R.U.R. 公演情報 ハツビロコウ「R.U.R.」の観てきた!クチコミとコメント

  • 満足度★★★★

    人間とロボットの共生...夢語りと思えるような。ロボットをテーマにしつつ、経済至上主義、ロボットという”製品”の需要に応えるため生産性を高めるが、一方そのロボットが何に使用され、または利用されるか後々のことは考えない。その社会的道義を鋭く突いた力作だ。原作は100年前に書かれているらしいが、その着眼点は現代においても十分通用する。
    (上演時間1時間40分)

    ネタバレBOX

    セットは中央に机、その上に電器と書類、この劇場の特徴の1つである柱の傍に植木鉢があるだけのシンプルなもの。

    物語は、表層的には人間とロボットの関係を描いているように思える。しかし、人間からの従属解放を求めたロボットの反乱という設定から、近現代のグローバル経済の下で歴然とした人間の労使不平等を連想させる。ロボットからの過酷な労働状況の告発を受けながらも、ロボットの究極の弱みを握って交渉する人間の狡猾さ。そこに厳しい現実が見える。奴隷制度をロボットを介在させることで立場的な違いを緩和して見せているが、根底には不平等社会を鋭く抉る内容だ。
    また人間とロボットとの関係は神と人間という宗教的な側面も見せる。旧約聖書にある「バベルの塔」では、塔建築に神が怒り人間が同じ言葉を話すことが原因だとし異なるようにしたと思うが。この公演でもロボットの思考回路が同じであるから反乱を起こす。だから製造に違いを加えると…。物語の主題とも思える不平等・理不尽さ、その表層主題から見え隠れする人間のもつ傲慢さが描かれている。
    一方、ロボットに対し理解を示すヘレナ(森郁月サン)はミューズ的な存在。全体的に不安・不穏な雰囲気を漂わせるため薄暗い照明にしているが、彼女は島にいる人々の心を明るく和ませる。人間的な良心の持ち主ヘレナ、島にいる独善的な人間(男)たち、感情を持ったロボットという立ち位置の異なる存在が物語に深みをもたらす。

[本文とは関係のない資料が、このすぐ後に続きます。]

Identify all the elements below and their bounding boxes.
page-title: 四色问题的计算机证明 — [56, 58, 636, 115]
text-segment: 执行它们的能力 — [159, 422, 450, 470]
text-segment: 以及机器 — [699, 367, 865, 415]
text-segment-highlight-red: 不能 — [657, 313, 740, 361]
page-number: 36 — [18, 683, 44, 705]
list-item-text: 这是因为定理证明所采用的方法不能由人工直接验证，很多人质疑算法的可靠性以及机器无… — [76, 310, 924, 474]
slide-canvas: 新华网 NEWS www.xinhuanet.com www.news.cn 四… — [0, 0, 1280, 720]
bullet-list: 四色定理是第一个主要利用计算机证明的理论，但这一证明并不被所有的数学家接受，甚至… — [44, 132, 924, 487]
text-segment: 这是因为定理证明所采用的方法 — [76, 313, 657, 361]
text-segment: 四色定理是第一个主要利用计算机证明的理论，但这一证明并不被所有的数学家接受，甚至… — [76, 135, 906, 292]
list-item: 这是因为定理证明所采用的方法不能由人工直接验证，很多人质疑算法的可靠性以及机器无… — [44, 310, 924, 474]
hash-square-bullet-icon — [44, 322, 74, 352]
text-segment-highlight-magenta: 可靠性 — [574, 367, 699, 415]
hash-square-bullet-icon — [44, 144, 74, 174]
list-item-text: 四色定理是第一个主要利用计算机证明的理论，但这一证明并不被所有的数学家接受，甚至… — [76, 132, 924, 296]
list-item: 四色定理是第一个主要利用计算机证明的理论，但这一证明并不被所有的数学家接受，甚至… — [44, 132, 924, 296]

    ラスト_ロボット2体による情愛深い行動は、これからの人間とAIとの信頼といった関係を示唆するのだろうか。映画「her / 世界でひとつの彼女」では、知能が進化し、主人公との関係が深まるにつれて、人間の切望の気持ちと人間の感情のようなものが芽生えていく”人工知能”が描かれていた。
    本作は100年前の原作であるらしいが、現代においても興味深い、そして現代版にアレンジした公演は観応えがあった。
    次回公演を楽しみにしております。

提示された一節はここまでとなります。